I have a shareded collection which I'm trying to migrate from an existing production Cluster running v 2.4 to a new one running 2.6.

As both clusters are shareded, I'm using mongoexport from the old and mongoimport to the new so the data will go through the config servers.
The way I'm doing it is the call mongoexport process and pipe the results into mongoimport process.

I'm guessing that the export | import process affects the size of the exported json which fails to be imported back to the new cluster.
Is there any way I can avoid having this problem or even ignore some documents that cause this error? (I'd rather lose a few than lost all 8 million records).

Is there a way to go around this?

Thanks in advance

Best Answer

For data migration (or backup) between MongoDB servers, you should be using mongodump and mongorestore (binary backups) rather than mongoimport/mongoexport (text backups).

Backups (and restores) of sharded collections need to be done through a mongos.

There are several reasons to use mongodump/mongorestore:

  • binary backups preserve type fidelity in your BSON documents; mongoexport to a text format can lose type information because JSON can only represent a subset of the BSON types

  • you can dump/restore full databases (rather than being limited to a single collection)

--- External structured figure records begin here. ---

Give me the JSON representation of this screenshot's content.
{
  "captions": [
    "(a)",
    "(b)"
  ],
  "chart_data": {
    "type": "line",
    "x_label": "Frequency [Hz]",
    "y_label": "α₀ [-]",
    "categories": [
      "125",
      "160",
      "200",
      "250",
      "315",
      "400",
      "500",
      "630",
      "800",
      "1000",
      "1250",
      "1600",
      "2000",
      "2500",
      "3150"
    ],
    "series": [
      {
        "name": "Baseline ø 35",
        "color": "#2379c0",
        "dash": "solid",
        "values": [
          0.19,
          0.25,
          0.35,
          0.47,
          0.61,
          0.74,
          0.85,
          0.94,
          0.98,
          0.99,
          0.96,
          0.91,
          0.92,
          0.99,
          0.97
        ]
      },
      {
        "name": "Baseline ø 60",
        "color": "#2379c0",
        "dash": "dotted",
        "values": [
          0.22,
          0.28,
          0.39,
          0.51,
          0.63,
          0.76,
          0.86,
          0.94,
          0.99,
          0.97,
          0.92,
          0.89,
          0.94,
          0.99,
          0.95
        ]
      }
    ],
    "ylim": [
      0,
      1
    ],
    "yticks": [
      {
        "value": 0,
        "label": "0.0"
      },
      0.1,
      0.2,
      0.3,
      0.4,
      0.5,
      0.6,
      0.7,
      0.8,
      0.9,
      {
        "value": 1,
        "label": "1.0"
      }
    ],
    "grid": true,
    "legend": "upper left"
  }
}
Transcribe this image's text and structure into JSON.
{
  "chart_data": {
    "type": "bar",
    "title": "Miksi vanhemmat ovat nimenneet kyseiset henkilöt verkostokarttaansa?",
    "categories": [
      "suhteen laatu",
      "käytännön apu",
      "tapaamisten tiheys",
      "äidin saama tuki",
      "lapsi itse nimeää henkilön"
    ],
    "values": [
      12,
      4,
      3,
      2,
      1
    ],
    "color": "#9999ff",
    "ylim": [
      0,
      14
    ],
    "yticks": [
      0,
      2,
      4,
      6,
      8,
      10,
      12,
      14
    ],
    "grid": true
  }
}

  • information on index definitions is included so they can be recreated by mongorestore

If you're trying to do a live migration by dumping/exporting records, this is going to be problematic because your dump will not represent a single point in time if there is write activity on the collections you are dumping.

You definitely want to disable the balancer on the source cluster before taking your mongodump, to ensure there are no active data migrations.

You may also want to look into a live migration tool like hydra.